Defines the Cost of Doing Business



The Sliammon First Nation is located near Powell River on the Sunshine Coast flanked by the Strait of Georgia to the West and the Coast Mountains to the East. Sliammon has approximately 875 members with 500 living in the village.

Sliammon First Nation first established their Crown Land Referrals Department (SCRLD) as an arm of their treaty research office in 1995. The completion of a Traditional Use Study (TUS) and establishment of a TUS database by the Sliammon Treaty Society (STS) laid the necessary groundwork for Sliammon involvement in the Crown Land Referrals process. Maynard Harry the SCLRD Manager recognised: “With the TUS complete and the GIS department established we recognized that this information needed to be employed.” The TUS database is an integral element to Sliammon’s participation in the Crown Land Referrals process, as it provides Sliammon with a good baseline of information to meaningfully respond to a referral.

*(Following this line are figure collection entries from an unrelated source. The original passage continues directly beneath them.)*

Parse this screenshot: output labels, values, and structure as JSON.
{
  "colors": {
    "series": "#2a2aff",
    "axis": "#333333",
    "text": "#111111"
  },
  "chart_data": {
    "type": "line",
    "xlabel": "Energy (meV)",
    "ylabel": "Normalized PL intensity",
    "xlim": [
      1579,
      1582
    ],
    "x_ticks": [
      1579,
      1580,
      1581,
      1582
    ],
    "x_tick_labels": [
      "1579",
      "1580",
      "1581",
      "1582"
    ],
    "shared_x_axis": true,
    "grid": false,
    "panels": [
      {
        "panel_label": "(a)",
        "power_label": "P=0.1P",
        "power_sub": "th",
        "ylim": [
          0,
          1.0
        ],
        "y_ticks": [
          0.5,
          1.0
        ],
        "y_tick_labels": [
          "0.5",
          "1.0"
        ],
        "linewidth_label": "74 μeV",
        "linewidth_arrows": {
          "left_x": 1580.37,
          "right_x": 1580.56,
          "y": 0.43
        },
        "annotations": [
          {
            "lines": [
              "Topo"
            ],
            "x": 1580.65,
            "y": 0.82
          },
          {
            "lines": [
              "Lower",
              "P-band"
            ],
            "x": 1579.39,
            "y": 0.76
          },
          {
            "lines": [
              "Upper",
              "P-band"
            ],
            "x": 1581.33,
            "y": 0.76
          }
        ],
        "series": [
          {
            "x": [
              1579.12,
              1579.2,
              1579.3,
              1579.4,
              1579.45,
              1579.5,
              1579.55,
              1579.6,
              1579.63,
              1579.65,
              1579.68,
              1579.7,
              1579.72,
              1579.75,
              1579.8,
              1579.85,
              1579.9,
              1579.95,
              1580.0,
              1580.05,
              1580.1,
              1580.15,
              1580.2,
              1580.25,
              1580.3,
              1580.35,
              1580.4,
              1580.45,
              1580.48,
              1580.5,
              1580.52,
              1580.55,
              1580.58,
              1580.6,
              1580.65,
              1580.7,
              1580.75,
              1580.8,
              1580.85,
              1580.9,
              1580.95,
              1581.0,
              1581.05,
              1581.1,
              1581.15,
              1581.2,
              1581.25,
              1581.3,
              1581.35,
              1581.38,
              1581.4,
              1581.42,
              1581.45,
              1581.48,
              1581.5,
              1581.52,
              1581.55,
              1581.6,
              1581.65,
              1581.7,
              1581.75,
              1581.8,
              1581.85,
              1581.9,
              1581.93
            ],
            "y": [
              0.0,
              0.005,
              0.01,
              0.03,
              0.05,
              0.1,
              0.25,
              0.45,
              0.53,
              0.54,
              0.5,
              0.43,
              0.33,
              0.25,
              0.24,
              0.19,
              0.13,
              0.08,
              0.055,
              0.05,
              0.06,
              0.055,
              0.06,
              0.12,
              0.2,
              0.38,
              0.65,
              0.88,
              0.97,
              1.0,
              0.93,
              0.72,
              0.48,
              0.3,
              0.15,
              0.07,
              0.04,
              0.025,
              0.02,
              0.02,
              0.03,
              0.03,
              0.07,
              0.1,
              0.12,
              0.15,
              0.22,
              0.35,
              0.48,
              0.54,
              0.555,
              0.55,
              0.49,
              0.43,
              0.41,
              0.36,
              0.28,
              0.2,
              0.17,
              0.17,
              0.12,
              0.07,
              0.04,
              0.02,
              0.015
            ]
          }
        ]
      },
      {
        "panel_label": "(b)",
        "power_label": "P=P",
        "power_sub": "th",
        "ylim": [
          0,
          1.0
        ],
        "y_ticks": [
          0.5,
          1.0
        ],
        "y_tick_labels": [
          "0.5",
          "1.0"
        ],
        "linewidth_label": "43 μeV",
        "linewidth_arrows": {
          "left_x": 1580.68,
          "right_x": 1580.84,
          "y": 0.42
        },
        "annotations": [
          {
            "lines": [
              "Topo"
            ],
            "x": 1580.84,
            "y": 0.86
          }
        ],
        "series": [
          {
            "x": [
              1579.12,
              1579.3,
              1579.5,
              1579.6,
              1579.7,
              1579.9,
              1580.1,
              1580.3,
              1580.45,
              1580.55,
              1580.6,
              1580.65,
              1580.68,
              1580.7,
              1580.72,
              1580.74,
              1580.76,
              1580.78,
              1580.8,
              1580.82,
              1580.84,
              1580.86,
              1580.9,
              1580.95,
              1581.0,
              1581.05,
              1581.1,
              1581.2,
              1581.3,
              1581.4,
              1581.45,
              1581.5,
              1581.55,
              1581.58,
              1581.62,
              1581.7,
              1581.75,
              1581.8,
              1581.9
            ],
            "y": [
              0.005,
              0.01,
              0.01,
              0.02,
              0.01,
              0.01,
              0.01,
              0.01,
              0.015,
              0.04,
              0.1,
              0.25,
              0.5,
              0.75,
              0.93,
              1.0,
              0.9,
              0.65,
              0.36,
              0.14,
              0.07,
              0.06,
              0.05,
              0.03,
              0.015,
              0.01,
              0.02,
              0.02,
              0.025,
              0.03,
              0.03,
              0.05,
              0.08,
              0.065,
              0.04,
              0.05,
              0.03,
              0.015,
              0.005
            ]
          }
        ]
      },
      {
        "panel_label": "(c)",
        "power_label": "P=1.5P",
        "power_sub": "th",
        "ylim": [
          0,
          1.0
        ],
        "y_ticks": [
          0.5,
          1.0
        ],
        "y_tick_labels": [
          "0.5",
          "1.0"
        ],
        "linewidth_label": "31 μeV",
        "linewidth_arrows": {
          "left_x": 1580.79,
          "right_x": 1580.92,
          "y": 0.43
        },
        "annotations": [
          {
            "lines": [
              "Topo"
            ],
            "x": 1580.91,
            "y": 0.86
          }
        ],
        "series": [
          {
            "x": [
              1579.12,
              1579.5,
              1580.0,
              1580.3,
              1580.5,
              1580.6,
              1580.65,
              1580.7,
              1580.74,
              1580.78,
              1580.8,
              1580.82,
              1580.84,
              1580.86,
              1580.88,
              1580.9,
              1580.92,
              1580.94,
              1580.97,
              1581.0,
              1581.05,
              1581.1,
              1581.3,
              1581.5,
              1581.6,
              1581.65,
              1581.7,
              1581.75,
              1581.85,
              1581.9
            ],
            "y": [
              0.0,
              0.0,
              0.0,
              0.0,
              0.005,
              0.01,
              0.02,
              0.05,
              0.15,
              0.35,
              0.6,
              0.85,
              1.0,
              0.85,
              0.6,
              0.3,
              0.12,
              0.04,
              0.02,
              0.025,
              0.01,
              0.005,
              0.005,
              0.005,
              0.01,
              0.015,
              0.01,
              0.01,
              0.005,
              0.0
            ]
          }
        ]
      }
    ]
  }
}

The department broke away from the treaty umbrella in late 1999 when Sliammon identified Crown Land Referrals as a Nation issue to be dealt with by Band administration. Sliammon recognized that responding to referrals was draining valuable financial and human resources from the treaty society. The STS was borrowing money to negotiate a treaty not to respond to referrals.

In moving the SCLRD out of the STS the issue of how to finance the newly independent office became the central problem. Sliammon adopted a two pronged approach to address the immediate financial concern: 1) They negotiated $40,000 of financing from the Ministry of Forests to build infrastructure and support operations and, 2) They adopted a user-pay system. Under the user-pay system, proponents of development on Sliammon traditional territory pay the SCLRD $650 per day administration costs as well as a $375sr./ $150 jr. fieldworker fees to conduct field reconnaissance. It took Sliammon two years of negotiations to achieve a user pay system, and now nearly every forestry company and government agency that Sliammon works with has signed a servicing agreement. Sliammon defines this as the cost of doing business. (sample service agreement)

The SCLRD (now called the Sliammon Crown Land and Resources Referrals Department) has evolved greatly over the past 5 years. In the early day of the process Maynard recalls that: “We were just trying to get to the table, to make contacts, and to slow the process down.” With the adoption of a user pay system Sliammon’s vision had widened: “We need to move out of survival mode and the process of merely reacting to referrals – we are now looking at developing creative solutions that are mutually beneficial as defined by the Delgamuukw decision.”